Читаем Мой Бердяев полностью

«Моя первая и последняя мысль – неизменная мысль о личности, об освобождении», – писал Бердяев в начале творческого пути; в итоговой книге он это подтверждает: «Я основал дело своей жизни на свободе»[451]. Но интуиция свободы у Бердяева была окрашена не социально – политически и не этически (как у раннего Шестова), а гносеологически: свобода – в эпоху, когда в философии царил гносеологизм, – изначально понималась Бердяевым как свобода познающего субъекта. Бердяев, несомненно, знал многочисленные неокантианские учения, которые, как правило, были весьма остроумными попытками решения проблемы познания, как ее поставил Кант.
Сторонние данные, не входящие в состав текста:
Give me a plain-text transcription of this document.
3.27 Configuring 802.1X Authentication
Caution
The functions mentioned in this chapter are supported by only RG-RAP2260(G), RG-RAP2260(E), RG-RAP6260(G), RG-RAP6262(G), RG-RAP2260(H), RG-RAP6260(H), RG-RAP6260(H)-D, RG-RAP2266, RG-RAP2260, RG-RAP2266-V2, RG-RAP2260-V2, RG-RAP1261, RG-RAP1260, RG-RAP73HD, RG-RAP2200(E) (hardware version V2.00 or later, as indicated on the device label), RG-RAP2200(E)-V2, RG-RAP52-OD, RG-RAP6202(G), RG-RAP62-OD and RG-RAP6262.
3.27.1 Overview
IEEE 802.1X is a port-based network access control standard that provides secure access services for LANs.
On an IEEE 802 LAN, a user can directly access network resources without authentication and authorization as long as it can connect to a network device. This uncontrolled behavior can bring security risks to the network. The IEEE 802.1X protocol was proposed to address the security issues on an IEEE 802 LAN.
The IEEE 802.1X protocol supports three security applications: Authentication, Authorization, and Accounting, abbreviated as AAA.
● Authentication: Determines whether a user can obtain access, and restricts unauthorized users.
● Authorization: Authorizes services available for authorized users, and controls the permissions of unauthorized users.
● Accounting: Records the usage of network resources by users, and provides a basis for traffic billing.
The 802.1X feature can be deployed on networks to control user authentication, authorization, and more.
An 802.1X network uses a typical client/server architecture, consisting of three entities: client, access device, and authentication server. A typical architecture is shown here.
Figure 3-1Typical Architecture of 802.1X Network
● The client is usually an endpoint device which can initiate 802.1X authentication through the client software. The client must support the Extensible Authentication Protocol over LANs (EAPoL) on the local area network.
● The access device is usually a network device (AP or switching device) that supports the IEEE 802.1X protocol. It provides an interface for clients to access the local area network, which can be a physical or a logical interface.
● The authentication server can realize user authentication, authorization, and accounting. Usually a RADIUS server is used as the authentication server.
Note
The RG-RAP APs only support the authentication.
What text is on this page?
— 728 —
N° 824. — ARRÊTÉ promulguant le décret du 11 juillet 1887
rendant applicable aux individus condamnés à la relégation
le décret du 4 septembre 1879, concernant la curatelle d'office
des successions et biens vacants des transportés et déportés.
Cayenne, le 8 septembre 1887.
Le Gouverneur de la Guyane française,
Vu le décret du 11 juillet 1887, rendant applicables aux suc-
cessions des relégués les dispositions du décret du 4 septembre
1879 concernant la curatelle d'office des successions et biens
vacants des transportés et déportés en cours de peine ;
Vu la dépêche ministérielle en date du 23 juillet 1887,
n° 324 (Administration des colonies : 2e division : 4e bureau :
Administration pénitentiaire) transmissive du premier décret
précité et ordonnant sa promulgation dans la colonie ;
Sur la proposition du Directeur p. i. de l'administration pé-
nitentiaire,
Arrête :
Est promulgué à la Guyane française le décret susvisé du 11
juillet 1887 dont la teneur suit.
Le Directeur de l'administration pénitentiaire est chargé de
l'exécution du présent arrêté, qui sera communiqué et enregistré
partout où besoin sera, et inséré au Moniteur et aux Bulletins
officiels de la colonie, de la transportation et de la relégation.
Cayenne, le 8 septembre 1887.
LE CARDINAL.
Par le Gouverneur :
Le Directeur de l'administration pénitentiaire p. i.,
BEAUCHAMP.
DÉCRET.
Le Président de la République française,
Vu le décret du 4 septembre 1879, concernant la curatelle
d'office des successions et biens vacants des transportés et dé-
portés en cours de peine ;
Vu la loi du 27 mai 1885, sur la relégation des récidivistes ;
И Бердяев видел, что эта задача решения не имеет, что в рамках кантовского критицизма обосновать бытийственное познание – примирить неизбежный субъект – объектный дуализм невозможно. Бердяев никогда не проблематизировал – не «оправдывал», выражаясь его языком, принципов естественных наук. Он откровенно не любил бурно развивающейся на их основе техники, прозорливо поняв, что она стремится подчинить себе человека. Странно сказать, но он не любил культуры, оплотнившейся в ее ценностях: даже в полотнах великих мастеров Возрождения он дорожил лишь творческим порывом, их породившим. Интерес Бердяева был устремлен к вещам более высоким и тонким, запредельным для опыта позитивного – чувственно – рационального, кантовского опыта естествознания Нового времени.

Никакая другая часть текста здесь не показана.